Cara Delevingne is one of the world’s most recognizable supermodels. She has walked on every major runway, she is a muse to the one and only Karl Lagerfeld, she is the face of Burberry and has worked alongside model royalty, Kate Moss, she is best friends with mega superstars Kendall Jenner and Rihanna and she has recently shown us that she is a budding young actress, proving that she is not, in fact, just a pretty face. She literally has it all.
But her latest interview with Rupert Everett reveals that on the inside, she felt like she had nothing.
Cara has opened up about her struggle with depression since she was a teenager, with suicidal thoughts haunting her at times.
"I think I pushed myself so far that I got to the point where I had a mental breakdown. I got to the point where I went a bit mad. I was completely suicidal, I didn't want to live anymore," she said in the Q&A. "I thought that I was completely alone. I also realized how lucky I was, and what a wonderful family and wonderful friends I had, but that didn't matter. I wanted the world to swallow me up."
Thankfully, she didn’t go down that path and was put into therapy and on to anti-depressants at the time.

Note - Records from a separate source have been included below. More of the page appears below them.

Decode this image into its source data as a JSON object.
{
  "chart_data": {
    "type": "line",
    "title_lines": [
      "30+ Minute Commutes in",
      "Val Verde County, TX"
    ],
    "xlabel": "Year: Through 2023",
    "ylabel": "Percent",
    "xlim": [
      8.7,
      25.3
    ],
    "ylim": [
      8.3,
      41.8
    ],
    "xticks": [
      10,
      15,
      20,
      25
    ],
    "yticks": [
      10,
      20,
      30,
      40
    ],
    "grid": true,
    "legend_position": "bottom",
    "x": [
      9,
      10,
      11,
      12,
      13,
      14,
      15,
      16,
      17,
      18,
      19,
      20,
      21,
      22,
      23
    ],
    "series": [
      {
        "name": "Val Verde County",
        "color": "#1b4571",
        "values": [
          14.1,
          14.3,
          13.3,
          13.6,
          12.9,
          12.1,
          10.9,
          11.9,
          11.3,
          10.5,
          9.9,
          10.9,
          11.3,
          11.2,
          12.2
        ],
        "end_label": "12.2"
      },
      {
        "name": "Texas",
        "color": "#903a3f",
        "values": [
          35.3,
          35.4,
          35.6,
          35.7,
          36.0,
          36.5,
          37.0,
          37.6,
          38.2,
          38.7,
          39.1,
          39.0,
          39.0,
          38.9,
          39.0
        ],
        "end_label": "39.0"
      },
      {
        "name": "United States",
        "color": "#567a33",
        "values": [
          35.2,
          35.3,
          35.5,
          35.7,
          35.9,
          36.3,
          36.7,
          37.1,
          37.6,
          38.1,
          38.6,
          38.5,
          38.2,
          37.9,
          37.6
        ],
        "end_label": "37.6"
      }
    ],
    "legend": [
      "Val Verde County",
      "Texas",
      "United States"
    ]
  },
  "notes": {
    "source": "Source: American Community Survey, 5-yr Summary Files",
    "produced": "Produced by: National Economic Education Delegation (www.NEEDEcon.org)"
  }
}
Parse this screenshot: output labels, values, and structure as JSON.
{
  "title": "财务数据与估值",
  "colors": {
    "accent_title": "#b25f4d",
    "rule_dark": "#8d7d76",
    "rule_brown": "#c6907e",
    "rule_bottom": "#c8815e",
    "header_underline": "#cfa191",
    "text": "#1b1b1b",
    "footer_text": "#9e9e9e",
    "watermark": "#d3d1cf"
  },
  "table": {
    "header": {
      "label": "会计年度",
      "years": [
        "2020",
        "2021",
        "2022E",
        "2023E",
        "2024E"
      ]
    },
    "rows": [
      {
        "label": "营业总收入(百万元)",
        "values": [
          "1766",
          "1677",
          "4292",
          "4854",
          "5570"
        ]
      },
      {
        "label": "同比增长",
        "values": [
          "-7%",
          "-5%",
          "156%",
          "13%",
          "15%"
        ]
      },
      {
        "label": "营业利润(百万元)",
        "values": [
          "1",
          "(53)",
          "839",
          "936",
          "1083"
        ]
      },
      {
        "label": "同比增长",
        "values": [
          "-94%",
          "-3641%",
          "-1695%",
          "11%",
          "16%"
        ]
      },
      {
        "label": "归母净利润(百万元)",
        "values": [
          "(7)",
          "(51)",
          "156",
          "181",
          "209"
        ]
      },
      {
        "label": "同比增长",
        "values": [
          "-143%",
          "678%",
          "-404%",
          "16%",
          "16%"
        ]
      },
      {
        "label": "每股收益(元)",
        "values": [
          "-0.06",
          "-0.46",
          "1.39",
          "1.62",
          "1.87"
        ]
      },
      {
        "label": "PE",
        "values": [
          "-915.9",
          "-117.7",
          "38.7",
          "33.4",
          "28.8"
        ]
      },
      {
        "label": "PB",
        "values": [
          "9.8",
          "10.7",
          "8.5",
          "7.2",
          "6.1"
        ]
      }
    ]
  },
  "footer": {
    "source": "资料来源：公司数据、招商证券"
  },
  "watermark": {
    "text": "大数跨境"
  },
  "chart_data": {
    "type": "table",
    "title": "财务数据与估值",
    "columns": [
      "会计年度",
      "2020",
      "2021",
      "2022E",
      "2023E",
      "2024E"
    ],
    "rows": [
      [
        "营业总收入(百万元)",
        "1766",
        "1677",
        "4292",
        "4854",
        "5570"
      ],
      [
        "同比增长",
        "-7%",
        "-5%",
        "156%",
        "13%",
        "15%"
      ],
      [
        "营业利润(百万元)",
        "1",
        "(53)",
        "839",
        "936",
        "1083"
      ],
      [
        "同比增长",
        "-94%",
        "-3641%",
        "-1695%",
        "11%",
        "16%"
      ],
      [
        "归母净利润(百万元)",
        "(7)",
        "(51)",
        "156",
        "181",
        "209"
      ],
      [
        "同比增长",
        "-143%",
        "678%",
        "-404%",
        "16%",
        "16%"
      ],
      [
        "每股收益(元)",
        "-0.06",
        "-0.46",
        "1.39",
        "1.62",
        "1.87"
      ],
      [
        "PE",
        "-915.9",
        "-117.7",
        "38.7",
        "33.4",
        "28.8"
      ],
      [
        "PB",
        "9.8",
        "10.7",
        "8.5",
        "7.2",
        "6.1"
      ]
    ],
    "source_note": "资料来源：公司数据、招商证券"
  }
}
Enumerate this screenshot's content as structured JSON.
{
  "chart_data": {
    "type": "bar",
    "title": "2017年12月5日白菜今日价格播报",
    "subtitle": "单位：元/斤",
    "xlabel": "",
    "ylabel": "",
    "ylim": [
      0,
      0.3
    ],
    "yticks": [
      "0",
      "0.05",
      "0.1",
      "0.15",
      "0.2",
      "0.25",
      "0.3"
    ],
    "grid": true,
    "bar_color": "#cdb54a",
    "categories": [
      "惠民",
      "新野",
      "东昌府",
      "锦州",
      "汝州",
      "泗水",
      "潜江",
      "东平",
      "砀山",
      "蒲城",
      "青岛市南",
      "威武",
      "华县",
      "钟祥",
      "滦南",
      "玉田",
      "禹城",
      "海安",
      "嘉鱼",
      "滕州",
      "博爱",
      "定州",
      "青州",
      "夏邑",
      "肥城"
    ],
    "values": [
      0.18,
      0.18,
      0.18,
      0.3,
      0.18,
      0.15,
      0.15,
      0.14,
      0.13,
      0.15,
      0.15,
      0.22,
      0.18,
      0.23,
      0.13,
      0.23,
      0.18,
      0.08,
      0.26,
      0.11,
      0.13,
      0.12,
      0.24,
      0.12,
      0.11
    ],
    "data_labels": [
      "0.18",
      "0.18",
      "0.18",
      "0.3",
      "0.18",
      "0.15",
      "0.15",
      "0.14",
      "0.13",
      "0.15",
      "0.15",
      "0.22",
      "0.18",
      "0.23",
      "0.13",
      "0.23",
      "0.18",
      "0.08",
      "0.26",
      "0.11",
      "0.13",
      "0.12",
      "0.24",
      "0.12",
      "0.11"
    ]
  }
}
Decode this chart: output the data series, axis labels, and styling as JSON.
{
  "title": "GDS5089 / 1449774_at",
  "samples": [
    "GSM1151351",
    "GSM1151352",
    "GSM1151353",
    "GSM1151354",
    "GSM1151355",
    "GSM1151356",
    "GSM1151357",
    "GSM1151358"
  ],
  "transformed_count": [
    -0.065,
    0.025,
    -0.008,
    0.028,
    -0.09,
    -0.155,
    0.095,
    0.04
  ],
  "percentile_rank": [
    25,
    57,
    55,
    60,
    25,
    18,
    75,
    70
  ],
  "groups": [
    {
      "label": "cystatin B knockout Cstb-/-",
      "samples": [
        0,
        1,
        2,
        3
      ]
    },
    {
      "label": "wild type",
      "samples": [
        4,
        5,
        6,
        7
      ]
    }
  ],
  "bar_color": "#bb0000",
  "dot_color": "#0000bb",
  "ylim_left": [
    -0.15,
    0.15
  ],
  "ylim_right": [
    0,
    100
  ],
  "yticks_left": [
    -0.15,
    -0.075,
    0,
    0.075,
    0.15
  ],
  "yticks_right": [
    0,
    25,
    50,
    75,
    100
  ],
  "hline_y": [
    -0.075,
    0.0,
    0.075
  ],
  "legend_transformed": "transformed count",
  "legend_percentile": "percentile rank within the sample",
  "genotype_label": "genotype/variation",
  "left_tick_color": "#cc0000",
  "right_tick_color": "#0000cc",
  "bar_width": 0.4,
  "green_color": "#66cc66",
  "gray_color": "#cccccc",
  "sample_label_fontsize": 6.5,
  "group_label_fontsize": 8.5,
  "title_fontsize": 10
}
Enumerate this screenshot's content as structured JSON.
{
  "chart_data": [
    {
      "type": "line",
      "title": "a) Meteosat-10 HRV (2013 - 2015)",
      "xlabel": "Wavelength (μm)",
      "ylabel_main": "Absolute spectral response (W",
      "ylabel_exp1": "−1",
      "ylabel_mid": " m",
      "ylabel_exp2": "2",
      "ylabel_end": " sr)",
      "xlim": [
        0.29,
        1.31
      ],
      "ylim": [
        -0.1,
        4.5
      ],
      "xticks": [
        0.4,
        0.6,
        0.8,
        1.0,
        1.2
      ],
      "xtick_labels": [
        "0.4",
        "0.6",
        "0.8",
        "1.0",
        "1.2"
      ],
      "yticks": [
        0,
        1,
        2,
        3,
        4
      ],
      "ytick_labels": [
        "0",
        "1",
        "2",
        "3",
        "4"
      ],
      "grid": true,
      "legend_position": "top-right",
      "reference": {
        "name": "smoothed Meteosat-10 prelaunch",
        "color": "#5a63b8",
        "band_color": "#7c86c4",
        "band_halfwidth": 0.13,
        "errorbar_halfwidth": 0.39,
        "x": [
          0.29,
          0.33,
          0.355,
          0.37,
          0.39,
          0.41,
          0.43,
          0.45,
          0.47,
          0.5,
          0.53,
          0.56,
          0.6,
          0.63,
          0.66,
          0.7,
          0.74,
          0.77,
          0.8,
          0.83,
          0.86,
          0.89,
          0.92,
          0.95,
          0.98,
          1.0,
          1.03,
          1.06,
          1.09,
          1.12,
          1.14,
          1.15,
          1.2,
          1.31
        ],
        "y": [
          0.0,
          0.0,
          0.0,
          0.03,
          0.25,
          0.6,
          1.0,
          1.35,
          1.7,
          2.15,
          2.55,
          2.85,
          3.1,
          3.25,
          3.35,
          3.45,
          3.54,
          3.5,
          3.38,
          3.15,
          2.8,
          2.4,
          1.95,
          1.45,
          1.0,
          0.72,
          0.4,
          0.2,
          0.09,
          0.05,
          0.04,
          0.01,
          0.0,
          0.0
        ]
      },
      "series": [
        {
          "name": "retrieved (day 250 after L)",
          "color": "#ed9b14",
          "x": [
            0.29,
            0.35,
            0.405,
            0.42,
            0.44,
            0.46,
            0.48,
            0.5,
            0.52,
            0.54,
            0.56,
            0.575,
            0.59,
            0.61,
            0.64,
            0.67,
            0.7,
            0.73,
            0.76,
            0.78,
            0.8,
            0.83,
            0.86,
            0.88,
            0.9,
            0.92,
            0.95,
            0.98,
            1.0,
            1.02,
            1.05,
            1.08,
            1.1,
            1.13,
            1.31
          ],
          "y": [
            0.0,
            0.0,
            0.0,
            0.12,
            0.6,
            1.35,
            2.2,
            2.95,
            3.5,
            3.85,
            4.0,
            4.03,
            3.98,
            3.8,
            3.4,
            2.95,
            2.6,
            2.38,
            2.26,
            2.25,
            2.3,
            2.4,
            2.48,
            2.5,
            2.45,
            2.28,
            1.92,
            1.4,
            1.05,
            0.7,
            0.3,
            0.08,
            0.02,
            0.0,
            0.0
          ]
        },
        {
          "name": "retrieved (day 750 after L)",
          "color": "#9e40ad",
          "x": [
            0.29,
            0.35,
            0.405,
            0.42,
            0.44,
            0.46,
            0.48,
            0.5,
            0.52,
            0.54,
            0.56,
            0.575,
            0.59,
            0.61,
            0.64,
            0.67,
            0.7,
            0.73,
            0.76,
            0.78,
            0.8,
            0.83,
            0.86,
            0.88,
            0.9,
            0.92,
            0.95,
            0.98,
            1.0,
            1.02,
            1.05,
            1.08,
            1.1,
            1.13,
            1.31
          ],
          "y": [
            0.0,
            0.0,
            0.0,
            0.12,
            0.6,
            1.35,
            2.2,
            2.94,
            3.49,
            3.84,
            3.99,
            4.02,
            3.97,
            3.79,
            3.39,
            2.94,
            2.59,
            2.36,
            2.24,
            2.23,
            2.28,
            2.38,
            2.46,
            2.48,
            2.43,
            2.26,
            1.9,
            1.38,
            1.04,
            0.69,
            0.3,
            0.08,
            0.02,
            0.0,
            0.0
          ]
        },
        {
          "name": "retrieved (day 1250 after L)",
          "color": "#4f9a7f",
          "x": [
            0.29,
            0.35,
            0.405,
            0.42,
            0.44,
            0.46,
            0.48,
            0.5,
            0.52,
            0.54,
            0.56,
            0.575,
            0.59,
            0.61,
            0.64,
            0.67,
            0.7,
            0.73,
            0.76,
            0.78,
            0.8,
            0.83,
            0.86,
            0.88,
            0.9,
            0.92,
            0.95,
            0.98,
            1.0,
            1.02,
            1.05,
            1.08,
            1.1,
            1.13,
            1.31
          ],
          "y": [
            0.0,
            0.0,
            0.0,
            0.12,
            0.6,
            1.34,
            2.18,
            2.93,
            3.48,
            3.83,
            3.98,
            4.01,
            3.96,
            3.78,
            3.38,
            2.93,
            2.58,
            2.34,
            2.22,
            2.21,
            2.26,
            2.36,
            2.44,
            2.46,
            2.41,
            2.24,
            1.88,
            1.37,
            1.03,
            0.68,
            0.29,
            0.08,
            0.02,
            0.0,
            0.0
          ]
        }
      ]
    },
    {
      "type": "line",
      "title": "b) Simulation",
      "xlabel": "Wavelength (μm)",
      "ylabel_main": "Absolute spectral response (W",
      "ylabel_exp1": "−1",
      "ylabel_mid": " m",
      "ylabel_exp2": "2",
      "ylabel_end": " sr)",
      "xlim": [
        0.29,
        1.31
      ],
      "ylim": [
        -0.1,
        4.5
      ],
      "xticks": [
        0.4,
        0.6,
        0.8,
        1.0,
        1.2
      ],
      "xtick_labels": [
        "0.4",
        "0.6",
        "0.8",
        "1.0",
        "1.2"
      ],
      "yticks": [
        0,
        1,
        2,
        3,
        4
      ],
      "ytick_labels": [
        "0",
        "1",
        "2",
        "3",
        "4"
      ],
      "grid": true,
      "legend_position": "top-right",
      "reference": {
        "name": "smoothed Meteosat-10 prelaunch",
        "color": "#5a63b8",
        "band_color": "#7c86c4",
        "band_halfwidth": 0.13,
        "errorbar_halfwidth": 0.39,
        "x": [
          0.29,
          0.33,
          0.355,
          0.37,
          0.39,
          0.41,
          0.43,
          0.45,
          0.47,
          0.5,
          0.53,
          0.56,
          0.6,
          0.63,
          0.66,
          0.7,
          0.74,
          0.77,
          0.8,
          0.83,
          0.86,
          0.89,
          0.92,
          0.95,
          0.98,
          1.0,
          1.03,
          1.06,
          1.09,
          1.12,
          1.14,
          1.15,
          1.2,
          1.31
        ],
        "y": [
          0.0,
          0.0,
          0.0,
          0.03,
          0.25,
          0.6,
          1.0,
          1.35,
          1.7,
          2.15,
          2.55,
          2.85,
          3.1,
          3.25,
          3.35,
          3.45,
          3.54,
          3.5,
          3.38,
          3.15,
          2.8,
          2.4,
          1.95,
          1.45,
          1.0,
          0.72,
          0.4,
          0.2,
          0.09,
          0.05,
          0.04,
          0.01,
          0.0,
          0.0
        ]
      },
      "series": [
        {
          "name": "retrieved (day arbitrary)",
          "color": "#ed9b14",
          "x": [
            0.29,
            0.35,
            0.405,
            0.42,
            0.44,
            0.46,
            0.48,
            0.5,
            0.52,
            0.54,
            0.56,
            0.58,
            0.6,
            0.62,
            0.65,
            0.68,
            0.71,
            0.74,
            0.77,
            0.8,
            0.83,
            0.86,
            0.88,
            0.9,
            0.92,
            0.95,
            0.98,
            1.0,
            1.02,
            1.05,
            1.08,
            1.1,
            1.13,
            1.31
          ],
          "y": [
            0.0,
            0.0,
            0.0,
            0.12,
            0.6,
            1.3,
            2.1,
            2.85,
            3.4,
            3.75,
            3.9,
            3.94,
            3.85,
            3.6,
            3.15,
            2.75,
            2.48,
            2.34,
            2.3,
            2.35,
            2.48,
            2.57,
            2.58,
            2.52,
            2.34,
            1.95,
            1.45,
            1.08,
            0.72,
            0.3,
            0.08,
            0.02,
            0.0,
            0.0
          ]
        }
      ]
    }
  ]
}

By the time she was 17, she had decided she was going to become a model and drop out of school, and while her successes certainly didn’t come straight away they did come, with Delevingne eventually landing a huge Burberry campaign which propelled her into instant fame. All of a sudden she was being booked by huge designers and walking on all of the runways, but while her career strode forward, her inner demons remained the same.
"In our culture we are told that if we are beautiful, if we are skinny, if we are successful, famous, if we fit in, if everyone loves us, that we'll be happy. But that's not entirely true," she said.
In her later years she says that yoga and learning how to say “no” have played a huge part in her staying healthy, both physically and mentally.
She left us with an inspiring quote of her own that shows that she has clearly come a long way since her first bout of depression as a kid, saying “be comfortable in your own shoes, because you’re going to be in them for a while.” Wise words, Ms D.
We’re seriously hoping that this will encourage other sufferers of depression to speak openly about their own experiences and help to remove any stigma that is related to mental illnesses.